Auto-tuning

autopg turns three facts about your deployment into a full Postgres configuration: how much memory the host has, how many CPUs it has, and what kind of workload the database serves. This page covers how that mapping works and how to steer it.

The inputs

InputHow it is foundOverride
Total memoryDetected from the hostAUTOPG_TOTAL_MEMORY_MB
CPU countDetected from the hostAUTOPG_CPU_COUNT
Disk typeRead from /sys/block/*/queue/rotational on LinuxAUTOPG_PRIMARY_DISK_TYPE
Max connectionsDefaults per workload typeAUTOPG_NUM_CONNECTIONS
WorkloadDefaults to WEBAUTOPG_DB_TYPE

Workload types

AUTOPG_DB_TYPE is the single most important setting. It tells the tuner what the database is shaped like, which changes connection defaults, memory ratios, parallelism, and statistics targets.

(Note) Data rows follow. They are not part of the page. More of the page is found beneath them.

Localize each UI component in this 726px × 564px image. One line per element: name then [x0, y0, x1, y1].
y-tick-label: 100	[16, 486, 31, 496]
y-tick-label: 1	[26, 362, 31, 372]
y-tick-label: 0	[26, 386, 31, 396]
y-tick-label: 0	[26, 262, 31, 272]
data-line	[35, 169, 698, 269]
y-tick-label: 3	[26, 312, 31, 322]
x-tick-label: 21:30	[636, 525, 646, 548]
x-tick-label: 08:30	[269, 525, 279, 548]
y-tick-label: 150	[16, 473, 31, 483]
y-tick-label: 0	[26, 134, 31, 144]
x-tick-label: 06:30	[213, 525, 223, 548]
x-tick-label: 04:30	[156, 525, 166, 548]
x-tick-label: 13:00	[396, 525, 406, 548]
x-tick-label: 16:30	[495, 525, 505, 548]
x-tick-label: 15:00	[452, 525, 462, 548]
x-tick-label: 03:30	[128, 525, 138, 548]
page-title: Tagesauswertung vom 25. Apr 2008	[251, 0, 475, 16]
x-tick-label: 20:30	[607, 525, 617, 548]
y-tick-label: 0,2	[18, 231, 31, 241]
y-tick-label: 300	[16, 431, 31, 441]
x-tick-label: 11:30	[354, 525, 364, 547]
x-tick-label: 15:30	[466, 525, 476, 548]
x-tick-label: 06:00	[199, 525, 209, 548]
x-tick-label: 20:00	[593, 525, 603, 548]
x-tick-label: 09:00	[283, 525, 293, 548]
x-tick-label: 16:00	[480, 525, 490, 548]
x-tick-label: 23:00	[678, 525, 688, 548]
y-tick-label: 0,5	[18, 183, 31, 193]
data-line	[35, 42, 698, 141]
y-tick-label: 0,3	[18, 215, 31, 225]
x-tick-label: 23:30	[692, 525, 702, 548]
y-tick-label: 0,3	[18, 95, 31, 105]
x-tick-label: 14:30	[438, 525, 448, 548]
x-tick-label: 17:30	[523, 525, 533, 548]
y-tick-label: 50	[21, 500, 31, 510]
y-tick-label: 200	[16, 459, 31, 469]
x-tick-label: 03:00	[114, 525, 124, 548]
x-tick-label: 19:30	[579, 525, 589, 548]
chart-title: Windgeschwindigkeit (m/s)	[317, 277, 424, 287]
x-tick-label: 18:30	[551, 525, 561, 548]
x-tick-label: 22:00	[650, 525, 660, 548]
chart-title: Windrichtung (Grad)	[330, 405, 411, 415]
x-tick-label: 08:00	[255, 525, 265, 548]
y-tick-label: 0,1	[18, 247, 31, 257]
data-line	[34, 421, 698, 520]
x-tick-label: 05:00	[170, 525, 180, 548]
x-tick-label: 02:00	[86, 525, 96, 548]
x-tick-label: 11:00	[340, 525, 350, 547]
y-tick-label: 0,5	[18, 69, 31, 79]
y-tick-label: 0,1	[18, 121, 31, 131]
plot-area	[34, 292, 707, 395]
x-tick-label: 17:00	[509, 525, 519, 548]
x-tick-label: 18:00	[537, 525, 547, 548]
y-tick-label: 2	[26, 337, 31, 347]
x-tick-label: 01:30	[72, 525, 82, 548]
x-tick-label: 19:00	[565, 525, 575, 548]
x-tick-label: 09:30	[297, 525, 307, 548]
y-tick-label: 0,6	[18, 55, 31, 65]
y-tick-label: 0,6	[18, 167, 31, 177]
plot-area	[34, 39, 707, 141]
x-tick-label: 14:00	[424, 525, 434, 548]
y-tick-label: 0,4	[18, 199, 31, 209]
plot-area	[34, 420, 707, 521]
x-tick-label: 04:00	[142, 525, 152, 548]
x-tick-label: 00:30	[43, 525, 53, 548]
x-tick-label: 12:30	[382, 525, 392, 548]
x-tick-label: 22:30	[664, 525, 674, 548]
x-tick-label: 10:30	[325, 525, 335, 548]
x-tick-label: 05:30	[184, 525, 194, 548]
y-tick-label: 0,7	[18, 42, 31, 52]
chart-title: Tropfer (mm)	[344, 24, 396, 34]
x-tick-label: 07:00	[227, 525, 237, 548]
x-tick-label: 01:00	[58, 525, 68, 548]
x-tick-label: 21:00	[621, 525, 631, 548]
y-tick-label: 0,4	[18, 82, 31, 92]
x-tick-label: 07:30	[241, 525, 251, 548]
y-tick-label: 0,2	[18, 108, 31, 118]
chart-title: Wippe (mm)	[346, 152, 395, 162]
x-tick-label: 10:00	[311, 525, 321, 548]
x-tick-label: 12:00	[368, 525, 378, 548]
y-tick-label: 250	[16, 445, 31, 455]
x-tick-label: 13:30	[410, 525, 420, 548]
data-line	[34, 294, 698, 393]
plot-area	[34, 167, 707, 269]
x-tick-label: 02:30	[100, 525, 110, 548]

TypeForDefault connections
WEBCPU-bound web apps. Database smaller than RAM, mostly simple reads.200
OLTPTransaction processing with a meaningful write share.300
DWData warehouse. Large bulk loads and complex reporting queries.40
DESKTOPA workstation or developer machine.20
MIXEDA hybrid of warehouse and transactional traffic.100

WEB is the default. If your traffic is mostly transactional with frequent writes, OLTP. If you run big analytical queries over a large dataset, DW.

What gets tuned

From those inputs autopg writes, among others:

  • shared_buffers — Postgres's own cache, roughly a quarter of RAM.
  • effective_cache_size — the planner's view of total cache, roughly three quarters of RAM.
  • maintenance_work_mem — memory for VACUUM, index builds, and similar, about 1/16 of RAM and capped.
  • work_mem — per-operation memory, derived from RAM and the connection count so concurrent sorts do not exhaust memory.
  • max_connections — the workload default, unless you set AUTOPG_NUM_CONNECTIONS.
  • max_wal_size / min_wal_size — WAL sizing scaled to the workload.
  • checkpoint_completion_target — set to 0.9 to spread checkpoints.
  • random_page_cost1.1 on SSD and SAN, 4.0 on spinning disks, so the planner costs index scans correctly for your storage.
  • effective_io_concurrency — higher on SSD and SAN, low on HDD (Linux).
  • Parallelismmax_parallel_workers, max_parallel_workers_per_gather, and max_parallel_maintenance_workers scale with the CPU count.
  • huge_pages — set to try when the host has 32 GB or more.

Overriding detection

Detection is right most of the time, but you control the box. When you want the database to plan for less than the host has, for example because other services share it, set the inputs explicitly:

environment:
  AUTOPG_DB_TYPE: oltp
  AUTOPG_TOTAL_MEMORY_MB: 8192
  AUTOPG_CPU_COUNT: 4
  AUTOPG_NUM_CONNECTIONS: 200
  AUTOPG_PRIMARY_DISK_TYPE: SSD

Any value you set is used verbatim. Anything you leave unset is detected. For the precise tuning rules, the generated config matches pgtune for the same inputs.

An example

On a 32 GB, 8-core SSD host running a web workload, the generated config looks roughly like:

shared_buffers = '8GB'
effective_cache_size = '24GB'
maintenance_work_mem = '2GB'
work_mem = '20971kB'
max_connections = 200
max_wal_size = '4GB'
min_wal_size = '1GB'
checkpoint_completion_target = 0.9
random_page_cost = 1.1
huge_pages = 'try'

Restart the same image on a 128 GB host and every one of those values is recalculated on boot.